8. Related Benchmarks and Positioning
HealthAdminBench builds on and extends the landscape of agent-oriented healthcare benchmarks:
- CHI-Bench: Focuses on policy-rich, multi-role, dialog-centric healthcare workflows across PA, utilization management, and care management, featuring a high-fidelity simulator and a managed-care operations handbook. CHI-Bench introduces the concepts of “policy density,” modular tool surfaces, multi-agent role composition, and explicit dialogue modeling. Its findings (e.g., best pass@1=28.0%, strict pass3 < 20%) suggest similar reliability gaps for enterprise-scale AI agents (Chen et al., 15 May 2026).
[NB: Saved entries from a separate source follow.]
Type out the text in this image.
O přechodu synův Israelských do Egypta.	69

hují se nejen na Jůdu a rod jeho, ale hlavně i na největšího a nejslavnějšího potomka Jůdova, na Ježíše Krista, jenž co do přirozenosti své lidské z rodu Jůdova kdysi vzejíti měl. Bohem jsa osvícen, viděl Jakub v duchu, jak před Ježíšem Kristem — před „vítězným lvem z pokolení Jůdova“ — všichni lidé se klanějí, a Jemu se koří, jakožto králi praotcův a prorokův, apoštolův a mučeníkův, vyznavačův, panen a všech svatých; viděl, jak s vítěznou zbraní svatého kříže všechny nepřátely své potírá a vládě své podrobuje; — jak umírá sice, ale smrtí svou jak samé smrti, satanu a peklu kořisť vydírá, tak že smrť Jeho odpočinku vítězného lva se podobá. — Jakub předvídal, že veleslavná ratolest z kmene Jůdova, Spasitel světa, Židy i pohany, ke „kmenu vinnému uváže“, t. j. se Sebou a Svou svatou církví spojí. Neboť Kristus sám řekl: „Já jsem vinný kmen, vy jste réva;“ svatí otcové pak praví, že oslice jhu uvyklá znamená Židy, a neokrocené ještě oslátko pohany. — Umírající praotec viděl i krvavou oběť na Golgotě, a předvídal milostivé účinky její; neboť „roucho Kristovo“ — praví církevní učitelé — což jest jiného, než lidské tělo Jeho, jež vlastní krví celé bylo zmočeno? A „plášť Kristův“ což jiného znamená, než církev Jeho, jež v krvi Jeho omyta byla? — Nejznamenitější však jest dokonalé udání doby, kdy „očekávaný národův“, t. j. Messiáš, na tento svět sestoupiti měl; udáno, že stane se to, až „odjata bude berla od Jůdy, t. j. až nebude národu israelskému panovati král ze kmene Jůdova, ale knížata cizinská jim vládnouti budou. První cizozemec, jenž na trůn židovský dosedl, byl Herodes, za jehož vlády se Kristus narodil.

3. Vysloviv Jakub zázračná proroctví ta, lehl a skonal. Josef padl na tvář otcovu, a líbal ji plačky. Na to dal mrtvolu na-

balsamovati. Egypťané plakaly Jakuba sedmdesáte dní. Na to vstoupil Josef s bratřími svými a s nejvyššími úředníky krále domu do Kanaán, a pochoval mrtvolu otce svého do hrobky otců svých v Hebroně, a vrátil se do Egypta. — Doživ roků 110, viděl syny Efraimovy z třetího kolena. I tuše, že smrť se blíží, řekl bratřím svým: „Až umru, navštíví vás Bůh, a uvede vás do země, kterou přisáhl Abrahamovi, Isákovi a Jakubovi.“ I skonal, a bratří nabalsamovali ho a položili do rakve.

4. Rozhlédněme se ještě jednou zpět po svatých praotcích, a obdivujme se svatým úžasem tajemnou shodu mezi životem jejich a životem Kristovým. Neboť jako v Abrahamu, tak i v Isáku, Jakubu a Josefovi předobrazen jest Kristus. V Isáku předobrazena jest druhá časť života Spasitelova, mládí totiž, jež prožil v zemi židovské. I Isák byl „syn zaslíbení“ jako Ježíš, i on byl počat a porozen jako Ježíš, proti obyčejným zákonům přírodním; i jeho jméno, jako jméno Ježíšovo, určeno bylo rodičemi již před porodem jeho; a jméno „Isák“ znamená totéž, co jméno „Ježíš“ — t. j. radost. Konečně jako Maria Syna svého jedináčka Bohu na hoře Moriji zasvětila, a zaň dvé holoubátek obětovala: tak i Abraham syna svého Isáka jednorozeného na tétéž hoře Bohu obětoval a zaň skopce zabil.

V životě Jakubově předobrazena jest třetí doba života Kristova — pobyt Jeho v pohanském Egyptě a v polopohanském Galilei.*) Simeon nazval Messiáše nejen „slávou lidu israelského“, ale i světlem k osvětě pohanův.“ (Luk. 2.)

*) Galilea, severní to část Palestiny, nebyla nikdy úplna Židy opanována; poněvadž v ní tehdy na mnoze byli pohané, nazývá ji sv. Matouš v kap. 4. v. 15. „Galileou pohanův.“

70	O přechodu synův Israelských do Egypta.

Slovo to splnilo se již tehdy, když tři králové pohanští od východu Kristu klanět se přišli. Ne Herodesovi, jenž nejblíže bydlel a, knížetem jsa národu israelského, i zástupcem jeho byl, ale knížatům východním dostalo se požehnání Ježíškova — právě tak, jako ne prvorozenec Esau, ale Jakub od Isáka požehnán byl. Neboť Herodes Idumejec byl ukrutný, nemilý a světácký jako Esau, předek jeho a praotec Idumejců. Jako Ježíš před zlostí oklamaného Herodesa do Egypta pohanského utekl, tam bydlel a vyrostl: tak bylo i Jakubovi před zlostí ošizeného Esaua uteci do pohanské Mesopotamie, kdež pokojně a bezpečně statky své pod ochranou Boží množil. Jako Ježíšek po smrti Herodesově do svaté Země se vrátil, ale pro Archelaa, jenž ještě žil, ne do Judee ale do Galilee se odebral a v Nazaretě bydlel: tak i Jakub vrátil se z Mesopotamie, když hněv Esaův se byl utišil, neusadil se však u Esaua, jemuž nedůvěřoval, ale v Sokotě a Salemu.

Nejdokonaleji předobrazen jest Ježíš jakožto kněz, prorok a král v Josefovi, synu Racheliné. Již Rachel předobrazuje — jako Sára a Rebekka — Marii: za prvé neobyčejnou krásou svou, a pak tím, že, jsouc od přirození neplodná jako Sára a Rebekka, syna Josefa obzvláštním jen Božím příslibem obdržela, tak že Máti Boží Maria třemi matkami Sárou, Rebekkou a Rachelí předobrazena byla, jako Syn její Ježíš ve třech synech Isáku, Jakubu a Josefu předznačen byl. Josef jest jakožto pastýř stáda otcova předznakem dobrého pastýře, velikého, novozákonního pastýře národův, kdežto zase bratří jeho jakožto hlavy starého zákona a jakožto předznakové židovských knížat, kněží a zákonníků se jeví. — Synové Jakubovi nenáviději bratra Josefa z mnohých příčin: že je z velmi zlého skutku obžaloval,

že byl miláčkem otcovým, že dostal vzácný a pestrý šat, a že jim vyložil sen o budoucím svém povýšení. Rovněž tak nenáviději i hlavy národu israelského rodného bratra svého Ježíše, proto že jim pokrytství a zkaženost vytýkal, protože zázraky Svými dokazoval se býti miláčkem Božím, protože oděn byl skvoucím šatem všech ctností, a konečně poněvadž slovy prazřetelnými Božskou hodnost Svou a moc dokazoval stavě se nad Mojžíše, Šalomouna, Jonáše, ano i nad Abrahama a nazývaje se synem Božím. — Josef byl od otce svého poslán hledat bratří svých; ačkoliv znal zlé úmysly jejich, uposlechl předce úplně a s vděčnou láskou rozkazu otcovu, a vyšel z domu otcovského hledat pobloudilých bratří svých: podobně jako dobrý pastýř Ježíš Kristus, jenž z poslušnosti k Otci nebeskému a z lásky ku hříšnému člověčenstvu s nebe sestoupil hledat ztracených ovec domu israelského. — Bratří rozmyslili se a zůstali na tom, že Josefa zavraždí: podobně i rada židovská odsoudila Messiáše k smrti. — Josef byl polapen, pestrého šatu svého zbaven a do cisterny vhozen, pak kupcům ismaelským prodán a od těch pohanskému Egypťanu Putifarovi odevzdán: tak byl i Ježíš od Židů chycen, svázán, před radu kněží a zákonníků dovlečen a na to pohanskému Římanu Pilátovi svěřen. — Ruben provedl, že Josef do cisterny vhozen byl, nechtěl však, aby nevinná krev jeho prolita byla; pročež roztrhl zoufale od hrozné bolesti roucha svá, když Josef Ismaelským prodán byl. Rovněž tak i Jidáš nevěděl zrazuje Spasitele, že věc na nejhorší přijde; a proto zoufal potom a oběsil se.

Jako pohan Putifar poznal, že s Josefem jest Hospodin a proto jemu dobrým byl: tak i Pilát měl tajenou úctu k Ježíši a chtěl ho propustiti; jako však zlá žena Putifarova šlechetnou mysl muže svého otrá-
- MedAgentBench: Targets agent performance on FHIR-compliant, patient-centered clinical EHR tasks (e.g., information retrieval, order entry, documentation), featuring 300 tasks and 100 real-patient records. While MedAgentBench assesses single-app, EMR API-based workflows, it notes that high-level administrative flows such as prior authorization and billing remain out of scope, with action-oriented task performance (e.g., 70% overall, query SR 84%, action SR 56% for Claude 3.5 Sonnet v2), still trailing real-world requirements (Jiang et al., 24 Jan 2025).
A plausible implication is that HealthAdminBench, by providing GUI-based, multi-system administrative tasks with fine-grained observable outputs, sets the stage for closing the technical and reliability gaps exposed by both prior GUI and API-based benchmarks.